Cannabinoids are naturally occurring molecules that interact with the endocannibinoid system (ECS). Discovered in the early 1990’s, the ECS is a system of cannabinoid receptors (CB1 and CB2) that interacts with cannabinoid molecules. CB1 receptors are predominantly found in the brain and spinal cord (central nervous system) and CB2 receptors are found in the peripheral nervous system, organs and particularly in the immune system. By interacting with the cannabinoid receptor system, cannabinoids can result in changes in our physiology.
Cannabis plants have been shown in laboratory studies to produce 144 different cannabinoids. Combinations of cannabinoids are thought to lead to a phenomenon known as the ‘entourage effect’, whereas different combinations of phytocannabinoids lead to different physiological changes in combinations.
What is CBD?
CBD, or cannabidiol, is the second most prevalent cannabinoid found in cannabis plants. Unlike THC (found in marijuana), CBD does not cause a ‘high’. According to Dr. Peter Greenspoon and published at health.harvard.edu:
“CBD is commonly used to address anxiety, and for patients who suffer through the misery of insomnia, studies suggest that CBD may help with both falling asleep and staying asleep.
CBD may offer an option for treating different types of chronic pain. A study from the European Journal of Pain showed, using an animal model, CBD applied on the skin could help lower pain and inflammation due to arthritis. Another study demonstrated the mechanism by which CBD inhibits inflammatory and neuropathic pain, two of the most difficult types of chronic pain to treat. More study in humans is needed in this area to substantiate the claims of CBD proponents about pain control.”
The cannabis plant and other plants produce cannabinoids, which interact with our body's receptors. These plant cannabinoids are known as phyto-cannabinoids. Phyto is a prefix that means "pertaining to derived from plants". they are categorized as any plant-derived natural product with the capability to directly interact with the body's cannabinoid receptors or chare chemical similarity with cannabinoids.
The endocannabinoid system (ECS) is a biological system composed of endocannabinoids, which are endogenous lipid-based retrograde neurotransmitters that bind to cannabinoid receptors, and cannabinoid receptor proteins that are expressed throughout the vertebrate central nervous system (including the brain) and peripheral nervous system. The endocannabinoid system remains under preliminary research, but may be involved in regulating physiological, appetite, pain-sensation, and in mediating the pharmacological effects of cannabis.
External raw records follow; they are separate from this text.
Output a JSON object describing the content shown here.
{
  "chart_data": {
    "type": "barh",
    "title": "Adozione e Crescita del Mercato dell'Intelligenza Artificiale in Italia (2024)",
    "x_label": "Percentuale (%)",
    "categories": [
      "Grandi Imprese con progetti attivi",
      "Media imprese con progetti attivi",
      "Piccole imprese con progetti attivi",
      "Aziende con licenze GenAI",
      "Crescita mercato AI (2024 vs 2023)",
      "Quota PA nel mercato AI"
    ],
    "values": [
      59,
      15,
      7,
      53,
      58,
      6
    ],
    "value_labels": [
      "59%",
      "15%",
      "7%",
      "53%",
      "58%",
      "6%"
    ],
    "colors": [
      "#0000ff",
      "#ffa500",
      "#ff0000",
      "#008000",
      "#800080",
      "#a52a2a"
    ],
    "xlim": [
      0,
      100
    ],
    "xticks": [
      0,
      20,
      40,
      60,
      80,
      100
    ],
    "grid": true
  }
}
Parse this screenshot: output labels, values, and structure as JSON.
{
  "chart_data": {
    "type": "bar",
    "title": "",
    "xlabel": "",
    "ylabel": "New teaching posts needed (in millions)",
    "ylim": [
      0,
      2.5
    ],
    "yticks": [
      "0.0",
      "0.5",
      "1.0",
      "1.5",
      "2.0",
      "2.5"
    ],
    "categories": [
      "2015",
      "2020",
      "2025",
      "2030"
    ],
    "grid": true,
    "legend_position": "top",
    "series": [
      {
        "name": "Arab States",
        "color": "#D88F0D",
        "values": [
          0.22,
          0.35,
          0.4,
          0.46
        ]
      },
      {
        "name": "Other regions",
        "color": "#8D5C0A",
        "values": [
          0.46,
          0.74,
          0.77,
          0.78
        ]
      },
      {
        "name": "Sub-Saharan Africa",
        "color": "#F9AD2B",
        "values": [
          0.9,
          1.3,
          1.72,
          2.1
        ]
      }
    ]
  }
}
THC (tetrahydrocannabinol) is an active ingredient in marijuana and the most well-known entry on any cannabinoids list. This is because it’s the cannabinoid that makes people euphoric, hungry, and high.
When Dr. Mechoulam first discovered CBD, he was actually on the hunt for THC. This is because he was trying to discover the mechanism behind marijuana’s psychoactive effects. A year after isolating CBD, he finally isolated THC – making it possible to study this cannabinoid and the way it affects the body and brain.
Since then, THC has generated a firestorm of research and controversy. It’s been banned in many places for its psychoactive properties while also being approved (in its synthetic form) to be used for nausea and weight loss in cancer and AIDS patients.
Controversy aside, THC remains one of the most popular and well-known cannabinoids in marijuana.